长安的春风裹着灞水的湿气,漫过西市的货摊时,带起一阵细碎的杨花,像撒了把雪。楚地商人老芈正将卷卷帛书往樟木架上挂,雁皮纸特有的韧性让纸页在风里舒展如蝶,边缘微微卷曲,墨汁里掺的湘水萍花汁透着幽幽青晕,把“驾玄螭兮北征”的字句染得像浸在江雾里,连樟木架都染上了点水汽,摸起来潮乎乎的,带着南方草木的润气。

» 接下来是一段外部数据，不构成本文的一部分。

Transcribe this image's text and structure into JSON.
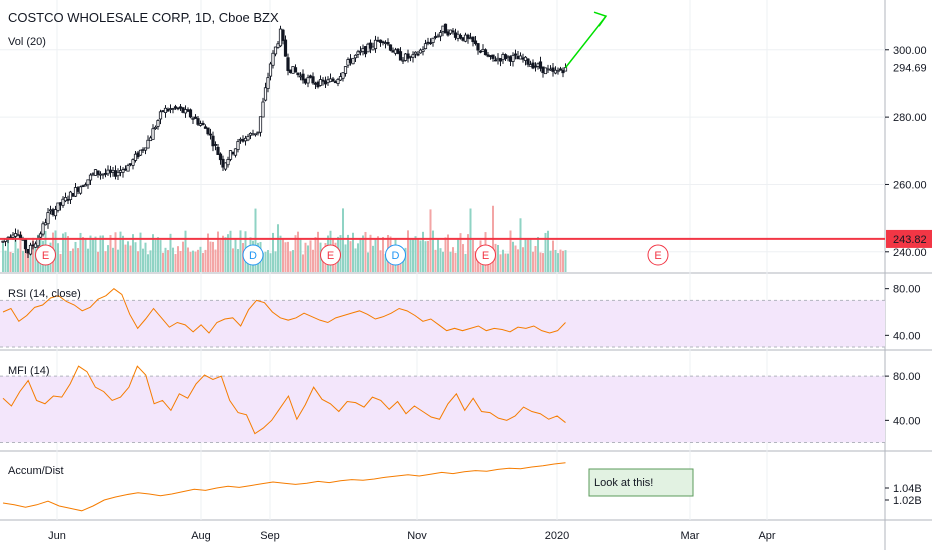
{
  "chart_data": {
    "type": "candlestick",
    "title": "COSTCO WHOLESALE CORP, 1D, Cboe BZX",
    "volume_label": "Vol (20)",
    "x_tick_labels": [
      "Jun",
      "Aug",
      "Sep",
      "Nov",
      "2020",
      "Mar",
      "Apr"
    ],
    "price_axis": {
      "ylim": [
        234,
        313
      ],
      "tick_labels": [
        "300.00",
        "280.00",
        "260.00",
        "240.00"
      ],
      "ticks": [
        300,
        280,
        260,
        240
      ]
    },
    "last_price": {
      "value": 294.69,
      "label": "294.69"
    },
    "horizontal_line": {
      "value": 243.82,
      "label": "243.82",
      "color": "#f23645"
    },
    "price_path": [
      [
        0,
        243.0
      ],
      [
        5,
        246.5
      ],
      [
        10,
        240.0
      ],
      [
        14,
        244.0
      ],
      [
        18,
        251.0
      ],
      [
        23,
        254.0
      ],
      [
        30,
        259.0
      ],
      [
        37,
        263.5
      ],
      [
        44,
        263.0
      ],
      [
        51,
        266.0
      ],
      [
        58,
        273.0
      ],
      [
        64,
        282.0
      ],
      [
        70,
        282.5
      ],
      [
        76,
        280.0
      ],
      [
        82,
        276.0
      ],
      [
        88,
        266.0
      ],
      [
        95,
        273.0
      ],
      [
        102,
        276.0
      ],
      [
        107,
        296.0
      ],
      [
        111,
        305.0
      ],
      [
        114,
        295.0
      ],
      [
        120,
        291.5
      ],
      [
        127,
        290.0
      ],
      [
        133,
        291.0
      ],
      [
        139,
        297.0
      ],
      [
        145,
        300.0
      ],
      [
        152,
        303.5
      ],
      [
        158,
        298.0
      ],
      [
        164,
        297.5
      ],
      [
        170,
        302.0
      ],
      [
        176,
        306.0
      ],
      [
        182,
        304.5
      ],
      [
        188,
        302.0
      ],
      [
        195,
        297.0
      ],
      [
        201,
        298.0
      ],
      [
        208,
        297.0
      ],
      [
        214,
        295.0
      ],
      [
        220,
        293.0
      ],
      [
        225,
        294.69
      ]
    ],
    "earnings_markers": [
      {
        "label": "E",
        "day": 17
      },
      {
        "label": "D",
        "day": 100
      },
      {
        "label": "E",
        "day": 131
      },
      {
        "label": "D",
        "day": 157
      },
      {
        "label": "E",
        "day": 193
      },
      {
        "label": "E",
        "day": 262
      }
    ],
    "projection_arrow": {
      "from_day": 225,
      "from_value": 294.69,
      "to_day": 238,
      "to_value": 307,
      "color": "#00e000"
    },
    "rsi": {
      "label": "RSI (14, close)",
      "ylim": [
        30,
        90
      ],
      "tick_labels": [
        "80.00",
        "40.00"
      ],
      "ticks": [
        80,
        40
      ],
      "band": [
        30,
        70
      ],
      "values": [
        60,
        63,
        52,
        57,
        64,
        66,
        72,
        74,
        69,
        66,
        61,
        64,
        71,
        74,
        80,
        75,
        58,
        46,
        54,
        63,
        55,
        47,
        51,
        49,
        43,
        49,
        42,
        51,
        54,
        55,
        48,
        62,
        70,
        68,
        60,
        55,
        53,
        55,
        59,
        56,
        53,
        51,
        55,
        57,
        59,
        61,
        58,
        54,
        56,
        59,
        63,
        61,
        57,
        52,
        54,
        49,
        44,
        46,
        44,
        46,
        48,
        44,
        46,
        45,
        43,
        47,
        46,
        48,
        44,
        42,
        44,
        51
      ]
    },
    "mfi": {
      "label": "MFI (14)",
      "ylim": [
        15,
        100
      ],
      "tick_labels": [
        "80.00",
        "40.00"
      ],
      "ticks": [
        80,
        40
      ],
      "band": [
        20,
        80
      ],
      "values": [
        60,
        53,
        66,
        76,
        58,
        55,
        62,
        61,
        73,
        89,
        84,
        70,
        66,
        58,
        61,
        70,
        89,
        81,
        55,
        58,
        49,
        64,
        60,
        73,
        81,
        77,
        80,
        58,
        47,
        45,
        28,
        33,
        40,
        51,
        62,
        41,
        54,
        70,
        59,
        55,
        48,
        57,
        56,
        52,
        61,
        58,
        50,
        57,
        46,
        53,
        48,
        43,
        41,
        55,
        64,
        49,
        60,
        48,
        47,
        42,
        40,
        44,
        52,
        48,
        46,
        41,
        44,
        38
      ]
    },
    "accum_dist": {
      "label": "Accum/Dist",
      "ylim": [
        0.99,
        1.095
      ],
      "tick_labels": [
        "1.04B",
        "1.02B"
      ],
      "ticks": [
        1.04,
        1.02
      ],
      "values": [
        1.015,
        1.012,
        1.008,
        1.012,
        1.018,
        1.01,
        1.006,
        1.002,
        1.01,
        1.02,
        1.025,
        1.029,
        1.032,
        1.03,
        1.027,
        1.03,
        1.034,
        1.038,
        1.036,
        1.04,
        1.043,
        1.041,
        1.044,
        1.047,
        1.05,
        1.048,
        1.046,
        1.048,
        1.051,
        1.049,
        1.052,
        1.054,
        1.053,
        1.055,
        1.058,
        1.06,
        1.062,
        1.06,
        1.063,
        1.066,
        1.064,
        1.067,
        1.069,
        1.068,
        1.071,
        1.073,
        1.072,
        1.075,
        1.077,
        1.08,
        1.082
      ]
    },
    "annotation": {
      "text": "Look at this!"
    }
  }
}
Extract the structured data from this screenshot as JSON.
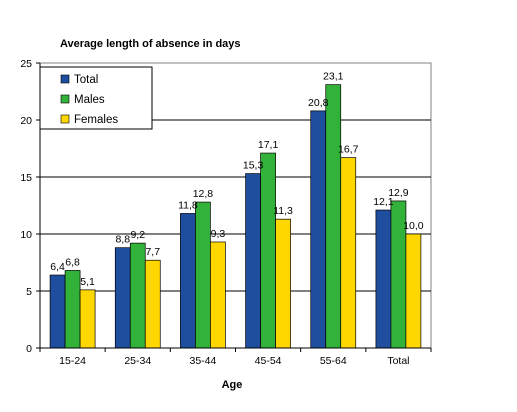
{
  "chart_data": {
    "type": "bar",
    "title": "Average length of absence in days",
    "xlabel": "Age",
    "ylabel": "",
    "categories": [
      "15-24",
      "25-34",
      "35-44",
      "45-54",
      "55-64",
      "Total"
    ],
    "series": [
      {
        "name": "Total",
        "color": "#1F4E9E",
        "values": [
          6.4,
          8.8,
          11.8,
          15.3,
          20.8,
          12.1
        ],
        "labels": [
          "6,4",
          "8,8",
          "11,8",
          "15,3",
          "20,8",
          "12,1"
        ]
      },
      {
        "name": "Males",
        "color": "#33B23A",
        "values": [
          6.8,
          9.2,
          12.8,
          17.1,
          23.1,
          12.9
        ],
        "labels": [
          "6,8",
          "9,2",
          "12,8",
          "17,1",
          "23,1",
          "12,9"
        ]
      },
      {
        "name": "Females",
        "color": "#FFD700",
        "values": [
          5.1,
          7.7,
          9.3,
          11.3,
          16.7,
          10.0
        ],
        "labels": [
          "5,1",
          "7,7",
          "9,3",
          "11,3",
          "16,7",
          "10,0"
        ]
      }
    ],
    "ylim": [
      0,
      25
    ],
    "yticks": [
      0,
      5,
      10,
      15,
      20,
      25
    ],
    "grid": true,
    "legend": "top-left"
  }
}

“刚从云梦泽运来的,”老芈解开系帛书的紫绸带,绸子上绣着的兰草纹在阳光下泛着光,针脚里还卡着点泽畔的细沙,“你闻这纸,还带着泽畔的萍香呢。”他抬手拂过纸页边缘的银粉云纹,银粉簌簌落在青石板上,像撒了把碎星,被风一吹,又跟着杨花打旋。
人群里挎弓的秦兵喉头滚动,手不自觉地按在箭囊上,跟着哼起“驾玄螭兮北征”。他的调子裹着边关的风沙气,把楚声里的婉转磨得棱角分明,每个字都像砂石撞在铁甲上,“征”字尾音带着点沙哑的破音,听得周围楚地流民微微蹙眉——却又忍不住跟着点头,这股子苍劲里,倒藏着点“北征”该有的硬气,像他们当年跟着楚军北上时,踏过淮河冰面的声响。

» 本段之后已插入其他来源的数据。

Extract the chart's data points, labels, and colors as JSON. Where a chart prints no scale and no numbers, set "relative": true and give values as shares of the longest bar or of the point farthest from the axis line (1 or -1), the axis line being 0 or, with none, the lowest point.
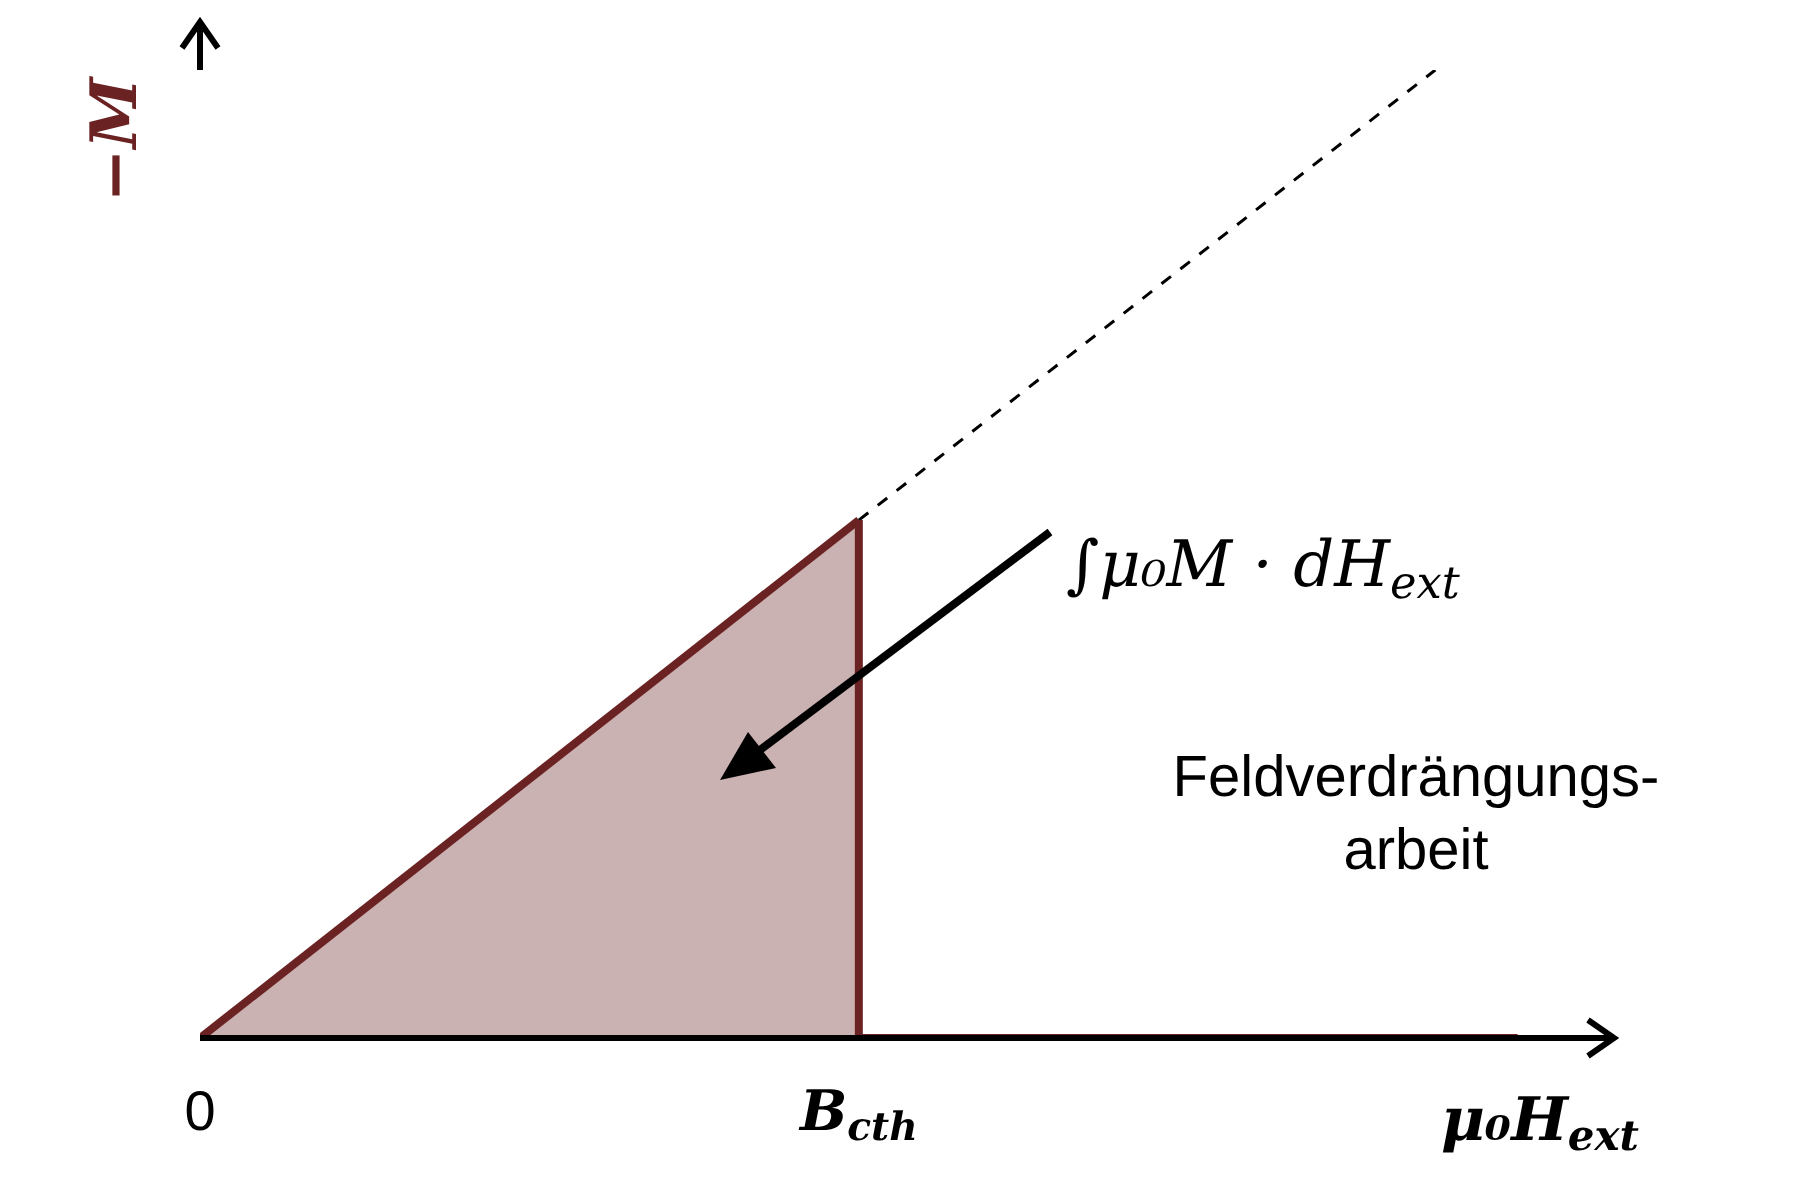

墨雪蹲在货摊后,指尖的细银丝正缠着诗集架的鎏金轴。双层六角形的竹片是用湘妃竹削的,竹节处嵌着碧玉珠,绿得像楚地的春水,轴芯里的三根扭簧是她用楚地的细麻线拧的,浸过蜂蜡,此刻正“嗡嗡”转着,将竹片缓缓撑开,每转半圈,就有新的诗句从竹片间滑出。“你看这轴眼,”她屈指弹了弹鎏金轴,发出“当”的脆响,“嵌了玉珠承力,转半圈露‘步余马兮山皋’,再转半圈出‘邸余车兮方林’,刚好合着马跑起来的颠簸,再快的马也晃不散。”竹片展开时带起的风里,飘着她刚抹的松脂香,清冽微苦,压过了金属的冷味。
昨夜的油灯盏还斜在案头,灯芯结着焦黑的疙瘩,像凝固的炭笔。墨雪和罗铮对着《王风》的韵谱时,案上的铜箭镞被铁尺敲得直颤,箭杆上的雕翎都在抖。“楚地的调子太柔,”墨雪用朱砂在帛书边缘画折线,笔尖戳穿了纸页,留下个小小的洞,“‘乘舲船余上沅兮’的‘沅’字,得像弓手放箭的号子,顿一下再收,不然显不出逆水行船的劲——你听,就该像这样。”她用铁尺敲了下箭镞,“当”的一声,短促而决绝。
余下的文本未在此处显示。